Women experiencing painful or uncomfortable symptoms caused by ovarian cysts can benefit from a laparoscopic cystectomy. This procedure is considered minimally invasive, though it is normally performed under general anesthesia. Small incisions in the abdomen allow surgeons to insert a laparoscope, or tubelike instrument, through which medical tools and a camera may be fed. Surgeons can them remove cysts from the ovaries without damaging or removing the ovaries themselves. Laparoscopes can allow surgeons to perform internal surgeries without making large incisions.

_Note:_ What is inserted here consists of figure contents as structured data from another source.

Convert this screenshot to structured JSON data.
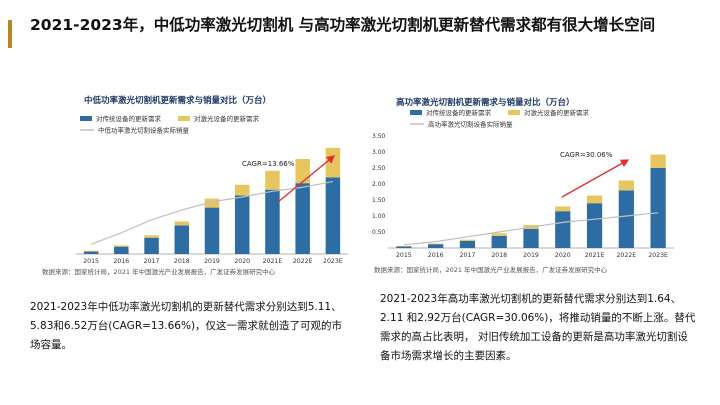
{
  "slide": {
    "title": "2021-2023年，中低功率激光切割机 与高功率激光切割机更新替代需求都有很大增长空间",
    "left_paragraph": "2021-2023年中低功率激光切割机的更新替代需求分别达到5.11、 5.83和6.52万台(CAGR=13.66%)，仅这一需求就创造了可观的市场容量。",
    "right_paragraph": "2021-2023年高功率激光切割机的更新替代需求分别达到1.64、2.11 和2.92万台(CAGR=30.06%)，将推动销量的不断上涨。替代需求的高占比表明， 对旧传统加工设备的更新是高功率激光切割设备市场需求增长的主要因素。"
  },
  "chart_data": [
    {
      "type": "bar",
      "title": "中低功率激光切割机更新需求与销量对比（万台）",
      "source": "数据来源：国家统计局，2021 年中国激光产业发展报告，广发证券发展研究中心",
      "categories": [
        "2015",
        "2016",
        "2017",
        "2018",
        "2019",
        "2020",
        "2021E",
        "2022E",
        "2023E"
      ],
      "series": [
        {
          "name": "对传统设备的更新需求",
          "color": "#2e6da4",
          "values": [
            0.15,
            0.45,
            1.0,
            1.75,
            2.85,
            3.6,
            3.95,
            4.35,
            4.7
          ]
        },
        {
          "name": "对激光设备的更新需求",
          "color": "#e8c65f",
          "values": [
            0.05,
            0.08,
            0.15,
            0.25,
            0.55,
            0.65,
            1.16,
            1.48,
            1.82
          ]
        },
        {
          "name": "中低功率激光切割设备实际销量",
          "color": "#bfbfbf",
          "type": "line",
          "values": [
            0.6,
            1.3,
            2.1,
            2.7,
            3.2,
            3.5,
            3.85,
            4.1,
            4.45
          ]
        }
      ],
      "ylim": [
        0,
        7
      ],
      "annotation": "CAGR=13.66%",
      "annotation_color": "#e03030"
    },
    {
      "type": "bar",
      "title": "高功率激光切割机更新需求与销量对比（万台）",
      "source": "数据来源：国家统计局，2021 年中国激光产业发展报告，广发证券发展研究中心",
      "categories": [
        "2015",
        "2016",
        "2017",
        "2018",
        "2019",
        "2020",
        "2021E",
        "2022E",
        "2023E"
      ],
      "yticks": [
        "0.50",
        "1.00",
        "1.50",
        "2.00",
        "2.50",
        "3.00",
        "3.50"
      ],
      "series": [
        {
          "name": "对传统设备的更新需求",
          "color": "#2e6da4",
          "values": [
            0.05,
            0.12,
            0.22,
            0.38,
            0.6,
            1.15,
            1.4,
            1.8,
            2.5
          ]
        },
        {
          "name": "对激光设备的更新需求",
          "color": "#e8c65f",
          "values": [
            0.01,
            0.02,
            0.04,
            0.08,
            0.12,
            0.15,
            0.24,
            0.31,
            0.42
          ]
        },
        {
          "name": "高功率激光切割设备实际销量",
          "color": "#bfbfbf",
          "type": "line",
          "values": [
            0.1,
            0.2,
            0.35,
            0.5,
            0.65,
            0.8,
            0.9,
            1.0,
            1.1
          ]
        }
      ],
      "ylim": [
        0,
        3.5
      ],
      "annotation": "CAGR=30.06%",
      "annotation_color": "#e03030"
    }
  ]
}
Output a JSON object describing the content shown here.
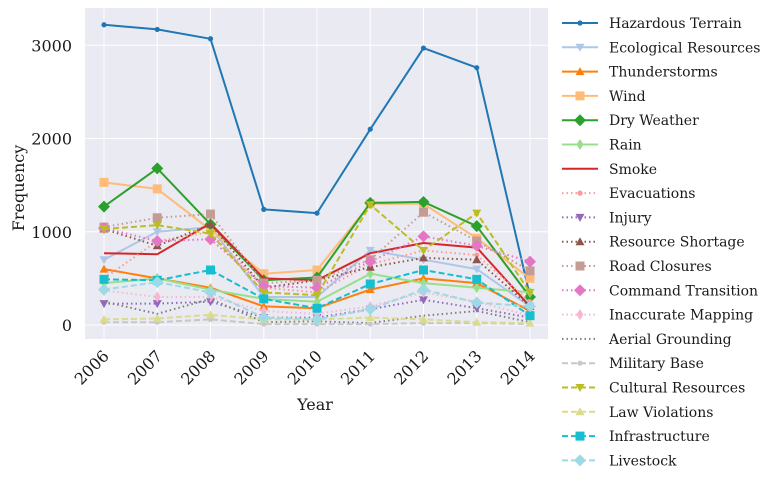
{
  "chart_data": {
    "type": "line",
    "title": "",
    "xlabel": "Year",
    "ylabel": "Frequency",
    "x": [
      "2006",
      "2007",
      "2008",
      "2009",
      "2010",
      "2011",
      "2012",
      "2013",
      "2014"
    ],
    "yticks": [
      0,
      1000,
      2000,
      3000
    ],
    "ylim": [
      -150,
      3400
    ],
    "grid": true,
    "legend_position": "right-outside",
    "series": [
      {
        "name": "Hazardous Terrain",
        "color": "#1f77b4",
        "style": "solid",
        "marker": "circle-small",
        "values": [
          3220,
          3170,
          3070,
          1240,
          1200,
          2100,
          2970,
          2760,
          310
        ]
      },
      {
        "name": "Ecological Resources",
        "color": "#aec7e8",
        "style": "solid",
        "marker": "triangle-down",
        "values": [
          700,
          1000,
          1050,
          300,
          300,
          800,
          700,
          600,
          200
        ]
      },
      {
        "name": "Thunderstorms",
        "color": "#ff7f0e",
        "style": "solid",
        "marker": "triangle-up",
        "values": [
          600,
          500,
          400,
          200,
          180,
          380,
          500,
          450,
          150
        ]
      },
      {
        "name": "Wind",
        "color": "#ffbb78",
        "style": "solid",
        "marker": "square",
        "values": [
          1530,
          1460,
          1020,
          550,
          590,
          1300,
          1300,
          930,
          500
        ]
      },
      {
        "name": "Dry Weather",
        "color": "#2ca02c",
        "style": "solid",
        "marker": "diamond",
        "values": [
          1270,
          1680,
          1080,
          480,
          510,
          1310,
          1320,
          1060,
          300
        ]
      },
      {
        "name": "Rain",
        "color": "#98df8a",
        "style": "solid",
        "marker": "thin-diamond",
        "values": [
          450,
          500,
          380,
          280,
          250,
          550,
          450,
          400,
          350
        ]
      },
      {
        "name": "Smoke",
        "color": "#d62728",
        "style": "solid",
        "marker": "none",
        "values": [
          770,
          760,
          1090,
          500,
          480,
          770,
          880,
          830,
          200
        ]
      },
      {
        "name": "Evacuations",
        "color": "#ff9896",
        "style": "dotted",
        "marker": "circle-small",
        "values": [
          500,
          900,
          1000,
          400,
          350,
          650,
          800,
          750,
          250
        ]
      },
      {
        "name": "Injury",
        "color": "#9467bd",
        "style": "dotted",
        "marker": "triangle-down",
        "values": [
          230,
          230,
          250,
          80,
          80,
          170,
          270,
          180,
          80
        ]
      },
      {
        "name": "Resource Shortage",
        "color": "#8c564b",
        "style": "dotted",
        "marker": "triangle-up",
        "values": [
          1030,
          850,
          1080,
          400,
          480,
          620,
          720,
          700,
          200
        ]
      },
      {
        "name": "Road Closures",
        "color": "#c49c94",
        "style": "dotted",
        "marker": "square",
        "values": [
          1050,
          1150,
          1190,
          450,
          480,
          700,
          1210,
          900,
          580
        ]
      },
      {
        "name": "Command Transition",
        "color": "#e377c2",
        "style": "dotted",
        "marker": "diamond",
        "values": [
          1040,
          900,
          920,
          420,
          400,
          680,
          950,
          850,
          680
        ]
      },
      {
        "name": "Inaccurate Mapping",
        "color": "#f7b6d2",
        "style": "dotted",
        "marker": "thin-diamond",
        "values": [
          370,
          300,
          300,
          150,
          120,
          200,
          350,
          250,
          100
        ]
      },
      {
        "name": "Aerial Grounding",
        "color": "#7f7f7f",
        "style": "dotted",
        "marker": "none",
        "values": [
          250,
          120,
          280,
          30,
          40,
          20,
          100,
          150,
          30
        ]
      },
      {
        "name": "Military Base",
        "color": "#c7c7c7",
        "style": "dashed",
        "marker": "circle-small",
        "values": [
          30,
          30,
          60,
          10,
          10,
          10,
          20,
          20,
          10
        ]
      },
      {
        "name": "Cultural Resources",
        "color": "#bcbd22",
        "style": "dashed",
        "marker": "triangle-down",
        "values": [
          1030,
          1070,
          980,
          350,
          320,
          1290,
          800,
          1200,
          350
        ]
      },
      {
        "name": "Law Violations",
        "color": "#dbdb8d",
        "style": "dashed",
        "marker": "triangle-up",
        "values": [
          60,
          70,
          110,
          60,
          60,
          80,
          60,
          30,
          20
        ]
      },
      {
        "name": "Infrastructure",
        "color": "#17becf",
        "style": "dashed",
        "marker": "square",
        "values": [
          490,
          480,
          590,
          280,
          180,
          440,
          590,
          490,
          100
        ]
      },
      {
        "name": "Livestock",
        "color": "#9edae5",
        "style": "dashed",
        "marker": "diamond",
        "values": [
          380,
          460,
          350,
          80,
          60,
          170,
          380,
          240,
          200
        ]
      }
    ]
  }
}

Because laparascopic cystectomy generally requires only very small incisions, it involves a much shorter recovery time than do open surgical methods. Most patients stay in the hospital for only one to three days, and most can return to work and other daily activities within two weeks. Laparoscopic cystectomy generally carries a much lower risk of complications, including hernias and infection. Patients usually experience a smaller degree of pain when undergoing laparoscopic cystectomy.
Like any other surgical procedure, however, laparoscopic cystectomy carries risk. It can take longer to perform this procedure than it can to perform open surgery. Patients also generally face an increased risk of permanent damage to the bladder or urinary tract.